By Jeffrey Taylor. St. Helena, California: Helena
History Press, 2014. xx, 260 pp. Appendix. Notes. Bibliography. Index. Illustrations.
Figures. Tables. $50.00, hard bound.
In addition to academic training, Jeffrey Taylor brought to his search for the “Budapest secession” years of experience in the art trade. In the course of his extensive research, he discovered not one but a series of secessions (and secessions of secessions) and concluded that they were driven primarily by economic rather than aesthetic motives, that is, that they were less struggles for stylistic supremacy than competitions for commercial success. Although he may overstate it—were Hungarian artists businessmen and -women first?—he presents a well-argued case.
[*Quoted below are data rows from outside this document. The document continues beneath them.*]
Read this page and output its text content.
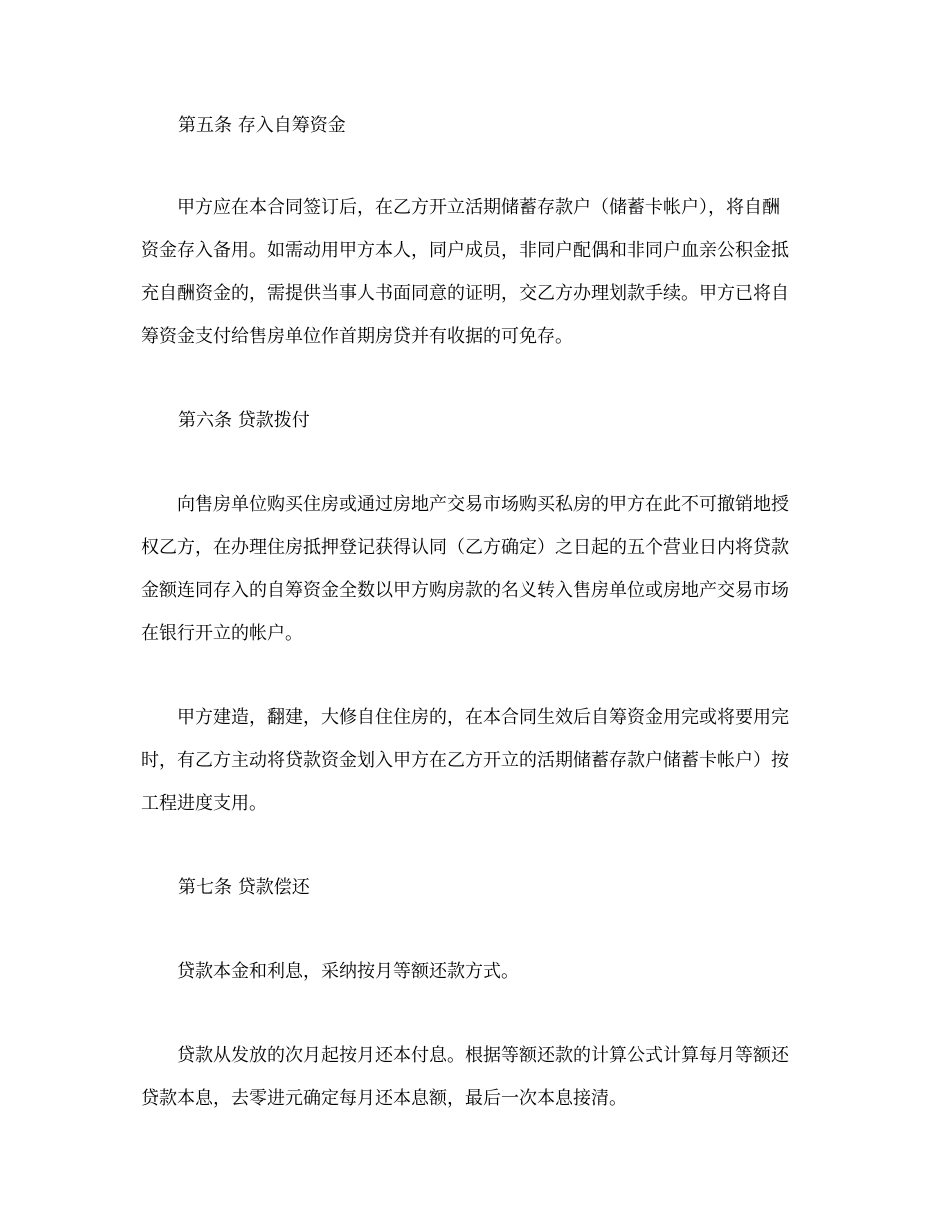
第五条 存入自筹资金
　　甲方应在本合同签订后，在乙方开立活期储蓄存款户（储蓄卡帐户），将自酬
资金存入备用。如需动用甲方本人，同户成员，非同户配偶和非同户血亲公积金抵
充自酬资金的，需提供当事人书面同意的证明，交乙方办理划款手续。甲方已将自
筹资金支付给售房单位作首期房贷并有收据的可免存。
第六条 贷款拨付
　　向售房单位购买住房或通过房地产交易市场购买私房的甲方在此不可撤销地授
权乙方，在办理住房抵押登记获得认同（乙方确定）之日起的五个营业日内将贷款
金额连同存入的自筹资金全数以甲方购房款的名义转入售房单位或房地产交易市场
在银行开立的帐户。
　　甲方建造，翻建，大修自住住房的，在本合同生效后自筹资金用完或将要用完
时，有乙方主动将贷款资金划入甲方在乙方开立的活期储蓄存款户储蓄卡帐户）按
工程进度支用。
第七条 贷款偿还
　　贷款本金和利息，采纳按月等额还款方式。
　　贷款从发放的次月起按月还本付息。根据等额还款的计算公式计算每月等额还
贷款本息，去零进元确定每月还本息额，最后一次本息接清。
In early nineteenth-century Hungary, artists began to paint without benefit of a patron, thus creating the need for a market in art. Such a market, pluralistic in nature, began to develop in the shops of Pest booksellers, only to be devastated by a flood in 1838. Two years later, the Pest Art Society introduced a salon-based monopolistic market. At a time of increasing ethnic consciousness, however, the society gained a reputation as a venue for foreign artists and by 1868 it had ceased to exist. In 1859, a group of painters had seceded from the society to form the National Hungarian Fine Arts Society (OMKT), whose aim was to improve the prospects of Magyar artists. The new society was able to do so, however, only for a small number of painters, members of what Taylor refers to as a “labor aristocracy” (33), as opposed to an “artist proletariat” (59) composed of lesser talents who were left to their own devices. Until the outbreak of the Great War, according to Taylor, each “secession”—each new commercial venture—was either egalitarian (attempting to include as many artists as possible) or elitist (attempting to restrict opportunities to those with established reputations).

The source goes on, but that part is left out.